Income arising to a trust is treated, for income tax purposes, as the income of the settlor if he or she retains an interest in the property of that trust. This is the case even where the trust income is paid to someone else.

Where this applies, the settlor must take into account the income arising to the trust in calculating whether to claim the remittance basis or whether the remittance basis can be given without the need to claim.

Where the remittance basis applies, ITTOIA05 s648(3) provides for the foreign element of income arising to the trust not to be assessed on the settlor in the year it arises to the trust, until such times as it is remitted. This means that once it is established that the remittance basis applies, foreign income arising to the trust is not treated as the remittance basis user’s income unless it is remitted to the UK.

However, the individual must take into account the total income arising to the trust when establishing whether he must make a claim to the remittance basis under ITA07 s809B, or whether it is due without the need to claim because his unremitted foreign income and chargeable foreign gains are less than £2,000 (ITA07 s809D)

Once on the remittance basis an individual’s unremitted income and gains for that year may be less than £2,000 - because the foreign income arising to the trust is no longer treated as his under ITTOIA05 s648(3); however, this position can only be achieved once it has been established that the remittance basis is being used.
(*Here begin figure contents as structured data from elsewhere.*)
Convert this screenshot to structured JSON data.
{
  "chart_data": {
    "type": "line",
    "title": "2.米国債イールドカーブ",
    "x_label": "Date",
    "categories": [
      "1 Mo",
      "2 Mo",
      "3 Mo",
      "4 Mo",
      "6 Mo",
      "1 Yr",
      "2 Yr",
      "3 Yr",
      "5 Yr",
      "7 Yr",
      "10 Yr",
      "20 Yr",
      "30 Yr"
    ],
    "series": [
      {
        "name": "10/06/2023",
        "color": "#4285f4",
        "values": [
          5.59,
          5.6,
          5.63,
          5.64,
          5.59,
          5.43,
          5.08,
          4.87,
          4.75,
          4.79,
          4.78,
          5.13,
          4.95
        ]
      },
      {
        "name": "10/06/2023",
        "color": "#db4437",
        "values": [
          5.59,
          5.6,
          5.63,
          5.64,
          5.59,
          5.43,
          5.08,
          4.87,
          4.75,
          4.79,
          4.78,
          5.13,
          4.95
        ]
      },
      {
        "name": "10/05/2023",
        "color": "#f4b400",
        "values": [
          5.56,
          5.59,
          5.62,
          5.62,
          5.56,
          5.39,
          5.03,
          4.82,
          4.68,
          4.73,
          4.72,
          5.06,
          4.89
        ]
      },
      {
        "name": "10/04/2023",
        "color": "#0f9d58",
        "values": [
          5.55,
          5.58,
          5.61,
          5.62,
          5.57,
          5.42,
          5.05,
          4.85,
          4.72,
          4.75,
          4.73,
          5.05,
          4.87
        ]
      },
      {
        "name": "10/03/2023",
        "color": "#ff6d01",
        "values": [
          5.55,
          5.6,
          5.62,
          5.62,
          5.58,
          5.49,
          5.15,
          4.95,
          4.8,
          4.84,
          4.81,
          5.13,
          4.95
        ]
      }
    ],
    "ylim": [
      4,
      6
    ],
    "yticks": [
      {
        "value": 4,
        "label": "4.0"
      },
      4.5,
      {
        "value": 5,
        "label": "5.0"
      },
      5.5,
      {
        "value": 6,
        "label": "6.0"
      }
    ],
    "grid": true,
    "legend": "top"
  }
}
Therefore, the income arising to the trust before ITTOIA05 s648(3) is applied must be included in deciding under what section the remittance basis is to be accessed.

Example

Gael created a discretionary trust several years ago and in year 2010-2011 interest of £55,450 is credited to the trust’s Jersey bank account. Gael retains an interest in the trust. He must therefore include the £55,450 interest arising to the trust in his calculations when choosing whether to be use the remittance basis.

If Gael chooses to be taxed on the remittance basis, he must make a claim for it under s809B. He will lose his personal allowances and the annual exempt amount for capital gains. If he is a long-term resident, he will also have to pay the applicable remittance basis charge.